Lieu de massacre arménien en 1915, de révoltes identitaires contre le jeune Etat turc en 1938, entraînant des dizaines de milliers de morts, de guerre depuis les années 1980 entre l'Etat et le PKK, qui a fait fuir les trois quarts de la population de la province, Tunceli est aujourd'hui une région en état de traumatisme.
Pour Marie Le Ray, chercheuse à European journal of turkish studies (EJTS), l'ampleur de la lutte contre les barrages n'est donc pas étonnante : « Ce projet de construction des barrages est présenté par les associations de pays comme la dernière tentative en date visant à l’anéantissement de Dersim. Cette grille de lecture s’appuie sur un discours pré-existant, à Tunceli aussi bien que parmi les migrants, et a, de fait, une large résonance. »
« L'ouverture » du gouvernement
Retour dans la ville de Tunceli. En longeant la rivière Munzur, les nombreux checkpoints militaires rappellent la volonté de l'armée d'avoir la mainmise sur la région. Mais les habitants de la région relèvent une évolution symbolique de la « détente » engagée par l'AKP, le partie islamiste au gouvernement, entre le département et l'Etat : « Il y a dix ans, il fallait cinq heures de voiture pour relier Ovacık à Tunceli, aujourd'hui en une heure on est arrivé ». En se baladant dans la ville, une habitante fait remarquer le nouveau centre commercial, « chose impossible à entreprendre il y a encore dix ans ». Mais elle regrette qu'elle ne puisse toujours pas « planter des légumes dans un jardin sans avoir l'autorisation de l'armée ».

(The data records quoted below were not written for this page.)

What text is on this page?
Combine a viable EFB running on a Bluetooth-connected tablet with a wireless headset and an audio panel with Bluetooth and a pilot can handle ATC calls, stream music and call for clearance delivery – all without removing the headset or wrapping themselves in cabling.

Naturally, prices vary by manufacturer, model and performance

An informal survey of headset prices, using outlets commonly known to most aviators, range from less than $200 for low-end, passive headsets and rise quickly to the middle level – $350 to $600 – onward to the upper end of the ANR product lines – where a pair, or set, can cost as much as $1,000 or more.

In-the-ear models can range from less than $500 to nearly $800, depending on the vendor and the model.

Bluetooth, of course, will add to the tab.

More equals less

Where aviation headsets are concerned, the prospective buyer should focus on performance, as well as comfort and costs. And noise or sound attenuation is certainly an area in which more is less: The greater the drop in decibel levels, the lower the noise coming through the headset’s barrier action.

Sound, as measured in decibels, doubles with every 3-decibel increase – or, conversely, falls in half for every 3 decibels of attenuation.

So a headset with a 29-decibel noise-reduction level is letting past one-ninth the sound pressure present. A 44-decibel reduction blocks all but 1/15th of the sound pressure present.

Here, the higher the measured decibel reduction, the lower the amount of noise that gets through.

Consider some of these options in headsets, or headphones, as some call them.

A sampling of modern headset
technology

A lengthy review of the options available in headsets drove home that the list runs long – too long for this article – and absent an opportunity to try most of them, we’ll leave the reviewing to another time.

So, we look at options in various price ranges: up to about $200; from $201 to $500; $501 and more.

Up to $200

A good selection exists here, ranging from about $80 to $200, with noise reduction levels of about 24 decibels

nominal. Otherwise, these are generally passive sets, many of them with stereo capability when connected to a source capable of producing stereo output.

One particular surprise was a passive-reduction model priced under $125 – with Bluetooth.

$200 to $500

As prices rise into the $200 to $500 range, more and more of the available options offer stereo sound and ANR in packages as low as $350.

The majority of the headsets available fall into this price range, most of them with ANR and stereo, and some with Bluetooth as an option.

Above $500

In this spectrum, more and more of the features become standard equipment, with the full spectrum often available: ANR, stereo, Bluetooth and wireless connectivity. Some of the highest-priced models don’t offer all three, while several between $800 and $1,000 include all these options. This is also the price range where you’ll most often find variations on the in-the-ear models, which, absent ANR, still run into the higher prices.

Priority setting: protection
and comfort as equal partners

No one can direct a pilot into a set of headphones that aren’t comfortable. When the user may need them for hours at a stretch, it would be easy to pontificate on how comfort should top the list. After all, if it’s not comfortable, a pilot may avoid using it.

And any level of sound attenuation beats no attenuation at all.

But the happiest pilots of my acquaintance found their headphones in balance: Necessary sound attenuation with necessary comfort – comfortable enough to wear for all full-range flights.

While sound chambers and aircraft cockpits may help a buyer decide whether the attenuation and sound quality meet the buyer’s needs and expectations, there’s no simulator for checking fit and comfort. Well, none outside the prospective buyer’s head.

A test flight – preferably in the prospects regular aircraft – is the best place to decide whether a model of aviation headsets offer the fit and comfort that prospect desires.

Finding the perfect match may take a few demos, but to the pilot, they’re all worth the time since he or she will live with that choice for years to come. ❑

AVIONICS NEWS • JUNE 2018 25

Le 5 novembre dernier, Abdullah Gül, le président de la République issu du parti AKP, a fait une visite dans une maison de culte alévie à Tunceli. Une visite qualifiée d' « hautement symbolique (4)» par Johannes Bauer, chercheur sur le blog de l'Observatoire de la Vie Politique Turque. Elle s'est inscrite dans le cadre de l'initiative que le gouvernement a ouverte depuis deux ans pour résoudre la question alévie en Turquie, elle rejoignait également «l’ouverture démocratique» que ce même gouvernement vient de lancer pour résoudre le problème kurde. » L'AKP s'empare donc d'une question tabou en Turquie : Tunceli et son douloureux passé. Au cours de la visite, un enfant de Tunceli est venu vers le président pour l'embrasser. Esquivant son baiser, l'enfant lui a rappelé l'actualité, en criant : « Non au barrage ! », devant toutes les caméras du pays.

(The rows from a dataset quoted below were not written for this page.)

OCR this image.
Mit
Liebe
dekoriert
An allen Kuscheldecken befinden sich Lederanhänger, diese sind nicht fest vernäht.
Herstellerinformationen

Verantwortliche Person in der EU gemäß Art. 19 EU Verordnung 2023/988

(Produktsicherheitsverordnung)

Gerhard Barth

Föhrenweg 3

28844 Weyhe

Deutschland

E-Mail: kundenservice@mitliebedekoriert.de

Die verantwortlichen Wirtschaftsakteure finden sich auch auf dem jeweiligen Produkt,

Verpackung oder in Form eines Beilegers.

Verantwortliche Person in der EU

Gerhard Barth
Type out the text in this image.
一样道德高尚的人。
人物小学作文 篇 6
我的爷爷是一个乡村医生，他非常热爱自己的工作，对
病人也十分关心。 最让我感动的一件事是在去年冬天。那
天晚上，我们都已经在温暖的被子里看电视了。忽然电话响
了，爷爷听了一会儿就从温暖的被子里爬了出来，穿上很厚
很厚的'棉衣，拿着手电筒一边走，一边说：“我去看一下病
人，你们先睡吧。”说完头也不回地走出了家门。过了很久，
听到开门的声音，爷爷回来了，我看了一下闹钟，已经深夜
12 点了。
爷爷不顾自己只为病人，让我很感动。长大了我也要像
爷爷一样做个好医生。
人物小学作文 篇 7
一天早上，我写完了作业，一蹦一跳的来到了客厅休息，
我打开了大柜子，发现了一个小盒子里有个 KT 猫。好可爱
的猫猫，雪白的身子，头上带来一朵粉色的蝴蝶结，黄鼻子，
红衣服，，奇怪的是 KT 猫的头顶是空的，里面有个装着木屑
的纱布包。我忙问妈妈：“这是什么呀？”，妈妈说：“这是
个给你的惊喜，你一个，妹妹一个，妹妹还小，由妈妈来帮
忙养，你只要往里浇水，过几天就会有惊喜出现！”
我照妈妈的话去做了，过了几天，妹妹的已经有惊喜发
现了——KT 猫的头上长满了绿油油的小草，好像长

(1) Le projet de barrage a été financé et réalisé par des entreprises privées turque, américaine, et autrichienne pour un coût estimé à 2 milliards de dollars. Les compagnies impliquées sont Stone & Webster (Etats-Unis) ; ATA Inşaat Sanayıve Ticaret AŞ (Turquie); Soyak Uluslararası Inşaat ve Yatırım AŞ (Turquie) ; Strabag AG et VA Tech Hydro GmbH & Co. (Autriche).
(2) La demande en l’électricité augmente chaque année à l’ordre de 7,5%. La production d’électricité en Turquie s’est faite en 2008 par trois sources principales : 48,17% par gaz naturel, 28,98% par le charbon, 16,77 % par centrale hydroélectrique. Source : Ministère de l'Energie et des Sources Naturelles.

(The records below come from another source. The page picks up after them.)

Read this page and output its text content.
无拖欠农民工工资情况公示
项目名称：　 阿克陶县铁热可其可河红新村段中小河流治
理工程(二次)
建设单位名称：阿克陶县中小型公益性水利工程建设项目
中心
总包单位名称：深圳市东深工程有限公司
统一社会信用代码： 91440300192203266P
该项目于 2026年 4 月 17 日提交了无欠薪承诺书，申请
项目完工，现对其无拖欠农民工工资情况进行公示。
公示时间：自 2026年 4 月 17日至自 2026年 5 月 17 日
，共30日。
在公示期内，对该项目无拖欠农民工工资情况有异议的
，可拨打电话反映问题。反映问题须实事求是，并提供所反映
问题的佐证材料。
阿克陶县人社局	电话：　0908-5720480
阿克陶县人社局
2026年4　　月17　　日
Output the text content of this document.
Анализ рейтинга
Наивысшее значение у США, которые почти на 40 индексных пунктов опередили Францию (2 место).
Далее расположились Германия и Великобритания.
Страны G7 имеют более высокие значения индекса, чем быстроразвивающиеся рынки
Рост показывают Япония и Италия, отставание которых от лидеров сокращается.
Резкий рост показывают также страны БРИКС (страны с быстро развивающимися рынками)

(3) Selon le Tuik, l'institut des statistiques en Turquie, le taux de chômage en 2008 en Turquie atteignait 11 % tandis que celui de la ville de Tunceli pointait à 17,9 %. De plus, Tunceli est la ville de Turquie où le taux de chômage chez les 15-24 ans est le pus fort : 26,2 %, selon un rapport de la Chambre des Comptables et des Conseillers financiers.
(4) Abdullah Gül est le premier président qui se rend à Tunceli depuis Turgut Özal, il y a 19 ans.